Albert Einstein once gave an exam to his students, and 15 minutes into the exam, one of the students stood up and asked, “Aren’t the questions in this year’s exam the same as last year’s exam?” Einstein replied, “Don’t worry; the answers are different this year.”
This story is quite relevant to our education pattern, syllabus, and curriculum. There has been little to no change in the basic curriculum in the past 30-40 years, but the needs of the world have evolved.. These days we are experiencing an explosion of information, our handphone has more information than the largest library in the world.
Employers are no longer looking to hire people who know things. They are looking for people who know what to do with what they know. People who can think differently, inspire, motivate and lead others and solve problems without giving up.
The schools need to evolve keeping in mind that pedagogical practices are changing, and education has moved beyond the idea of learning just to ‘make students exams and college ready’. Teachers need to move from didactic teaching of content to building skills that children will need when they grow up and go into the real world.

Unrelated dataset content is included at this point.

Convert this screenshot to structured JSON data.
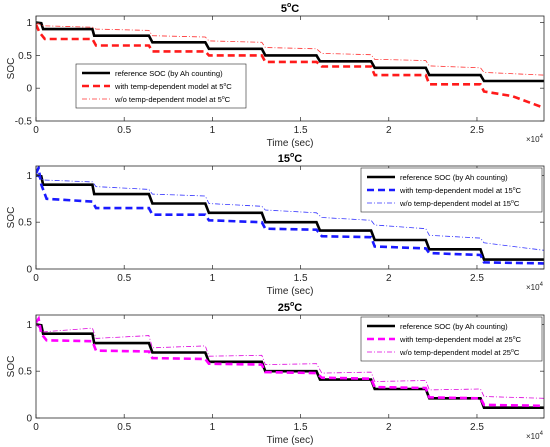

Already today, most working professionals are finding their jobs are getting more and more difficult. We generally find our jobs hard, stressful and demanding. Same goes with most relationships at work, both with bosses as well as with peers. There is a lot of insecurity, anxiety and fear that continues through the day and is taken home. According to recent research in the United States, working professionals who work late (and hardly see their children) do far less damage than professionals who come home angry or stressed, and pass it on to their children. It is because our schools did not help us connect with things we were naturally good at, or apply our knowledge towards finding new and better ways of doing things or train us to be creative and resilient problem solvers, are the main reasons that we struggle today. How can we work well with others when all our school every taught us was to work individually? We can’t collaborate if all we ever did was to compete. Our teachers were generally uninspiring and strict, thereby having a similar impact on us. There is a strong correlation between the uninspiring and strict boss and our teacher.
Jobs like Data Mining Scientists, Social media psychologists, Qualitative researchers, 3D modellers, Digital marketers, etc did not exist earlier, but now they are some of the most sought after jobs in the world. If our school system fails to catch up with the demands of the outside world, then there will be a huge gap between the skills required by the markets, and skills provided to them. There, already is a huge gap. The only way to build this gap is to introduce skill building courses in the formative stages of the kids, which only very few schools are doing.
As education moves beyond books, and turns into a truly global phenomenon, more and more schools need to break free from the old ways of doing things, and instead imbibe newer ideas and techniques.
At Vega schools, we play our part. We base our teaching and learning on a well researched, proven and real world practice known as problem based learning. Children, right from the age of three learn by applying knowledge and by solving real world problems. They work at school exactly how they would work in the real world. A world that will be vastly different to the one in which we live in today.
Parents need to play their part. They need to ensure their children experience a much higher and deeper level of learning. To give their children what they didn’t have, so that their children live far more enriching and successful lives.